The LNA drug platform creates synthetically modified chemical versions of the normal nucleic acid building blocks of RNA. These modified chemical versions improve the drug-like qualities of resulting oligonucleotides by improving affinity to their target RNA, boosting resistance to metabolism, and improving tissue uptake. On systemic administration of these “naked” molecules, LNA-based therapeutics are delivered to their targets where they show efficacy as well as safety.
The company’s work with drug candidate SPC3649 will be presented at the conference, it was also published in Science in December. Dr. Ørum notes that SPC3649 targets and inhibits the liver-specific microRNA-122, which is required for hepatitis C virus (HCV) replication.

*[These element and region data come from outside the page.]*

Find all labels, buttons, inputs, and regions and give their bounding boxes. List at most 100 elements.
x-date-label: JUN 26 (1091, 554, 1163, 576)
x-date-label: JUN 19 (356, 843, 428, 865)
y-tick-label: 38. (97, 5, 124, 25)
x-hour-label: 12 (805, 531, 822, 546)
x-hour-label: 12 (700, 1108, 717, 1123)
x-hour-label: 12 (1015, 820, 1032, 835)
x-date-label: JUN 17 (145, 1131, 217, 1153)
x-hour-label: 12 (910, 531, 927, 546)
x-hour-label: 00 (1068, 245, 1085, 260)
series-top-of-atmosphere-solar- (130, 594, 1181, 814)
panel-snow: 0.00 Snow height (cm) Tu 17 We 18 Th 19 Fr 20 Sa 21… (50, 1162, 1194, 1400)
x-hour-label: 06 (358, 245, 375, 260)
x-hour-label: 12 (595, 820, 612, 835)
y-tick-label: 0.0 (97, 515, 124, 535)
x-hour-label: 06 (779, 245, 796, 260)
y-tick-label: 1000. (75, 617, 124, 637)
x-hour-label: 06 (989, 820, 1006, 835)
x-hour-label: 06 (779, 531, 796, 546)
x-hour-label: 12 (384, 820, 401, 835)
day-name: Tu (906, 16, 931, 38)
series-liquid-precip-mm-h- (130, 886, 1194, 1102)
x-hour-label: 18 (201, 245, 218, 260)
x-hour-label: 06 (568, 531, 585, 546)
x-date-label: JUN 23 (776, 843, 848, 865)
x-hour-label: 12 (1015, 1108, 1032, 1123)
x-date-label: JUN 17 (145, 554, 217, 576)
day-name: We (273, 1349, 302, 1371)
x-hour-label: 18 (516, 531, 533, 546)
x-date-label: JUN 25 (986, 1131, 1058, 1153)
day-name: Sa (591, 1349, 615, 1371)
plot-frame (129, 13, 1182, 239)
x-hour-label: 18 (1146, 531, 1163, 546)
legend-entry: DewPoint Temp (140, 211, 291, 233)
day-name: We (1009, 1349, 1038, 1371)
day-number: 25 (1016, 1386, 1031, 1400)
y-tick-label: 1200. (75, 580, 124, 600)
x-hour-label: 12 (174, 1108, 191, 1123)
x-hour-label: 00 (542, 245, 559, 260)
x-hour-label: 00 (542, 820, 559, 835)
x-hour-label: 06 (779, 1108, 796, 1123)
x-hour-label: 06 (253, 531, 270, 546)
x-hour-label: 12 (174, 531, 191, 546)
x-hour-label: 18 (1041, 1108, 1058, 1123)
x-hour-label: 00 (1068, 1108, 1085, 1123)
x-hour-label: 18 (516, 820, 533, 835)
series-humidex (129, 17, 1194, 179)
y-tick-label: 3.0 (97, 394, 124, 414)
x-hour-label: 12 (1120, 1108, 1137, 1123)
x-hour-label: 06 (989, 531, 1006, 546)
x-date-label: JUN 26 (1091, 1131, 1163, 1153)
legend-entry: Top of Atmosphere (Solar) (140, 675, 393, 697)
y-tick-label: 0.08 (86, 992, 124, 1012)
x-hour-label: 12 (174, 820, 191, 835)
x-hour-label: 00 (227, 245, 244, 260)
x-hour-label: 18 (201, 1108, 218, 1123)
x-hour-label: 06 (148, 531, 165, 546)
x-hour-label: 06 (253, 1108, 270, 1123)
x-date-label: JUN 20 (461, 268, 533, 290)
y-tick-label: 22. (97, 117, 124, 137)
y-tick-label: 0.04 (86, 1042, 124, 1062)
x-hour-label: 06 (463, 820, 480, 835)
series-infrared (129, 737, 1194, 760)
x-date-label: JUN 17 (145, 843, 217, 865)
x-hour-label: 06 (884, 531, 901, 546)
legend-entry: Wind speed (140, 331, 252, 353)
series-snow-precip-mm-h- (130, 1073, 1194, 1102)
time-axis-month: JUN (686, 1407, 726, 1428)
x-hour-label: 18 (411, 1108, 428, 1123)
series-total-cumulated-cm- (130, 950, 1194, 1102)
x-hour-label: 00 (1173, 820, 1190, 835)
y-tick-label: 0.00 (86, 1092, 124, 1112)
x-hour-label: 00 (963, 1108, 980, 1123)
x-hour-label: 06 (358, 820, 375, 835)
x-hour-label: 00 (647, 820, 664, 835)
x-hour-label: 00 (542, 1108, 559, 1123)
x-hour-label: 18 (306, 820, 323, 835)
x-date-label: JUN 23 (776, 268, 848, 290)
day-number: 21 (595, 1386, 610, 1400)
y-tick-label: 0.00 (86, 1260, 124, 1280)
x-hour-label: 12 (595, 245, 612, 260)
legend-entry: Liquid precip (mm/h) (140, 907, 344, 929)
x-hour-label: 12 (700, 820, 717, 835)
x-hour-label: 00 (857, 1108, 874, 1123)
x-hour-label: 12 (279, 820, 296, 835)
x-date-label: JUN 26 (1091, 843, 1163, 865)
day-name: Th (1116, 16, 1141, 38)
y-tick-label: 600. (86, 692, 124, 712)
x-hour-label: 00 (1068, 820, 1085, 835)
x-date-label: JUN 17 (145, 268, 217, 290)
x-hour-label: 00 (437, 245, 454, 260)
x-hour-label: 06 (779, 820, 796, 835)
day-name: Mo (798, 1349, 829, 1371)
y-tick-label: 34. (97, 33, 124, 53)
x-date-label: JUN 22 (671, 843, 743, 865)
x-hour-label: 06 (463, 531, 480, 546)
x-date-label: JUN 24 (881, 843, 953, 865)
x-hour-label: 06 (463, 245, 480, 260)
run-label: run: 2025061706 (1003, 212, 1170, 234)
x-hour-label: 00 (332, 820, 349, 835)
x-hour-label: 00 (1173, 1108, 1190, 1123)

“Unlike many other therapies for HCV, SPC3649 works by targeting a host factor in the liver that the virus needs to replicate,” adds Dr. Ørum. “Targeting a host factor rather than attacking the virus directly has significant implications as it may reduce the risk of the virus becoming resistant to therapy, which remains a major concern for current therapies.”
According to Dr. Ørum, SPC3649 provided continued efficacy in animals up to several months after the treatment period with no adverse events and no evidence of viral rebound or resistance. “The preclinical data show changes in the expression of key genes that may help patients who do not respond to interferon treatment to become responsive. This could be a real game-changer for the treatment of patients infected with HCV.”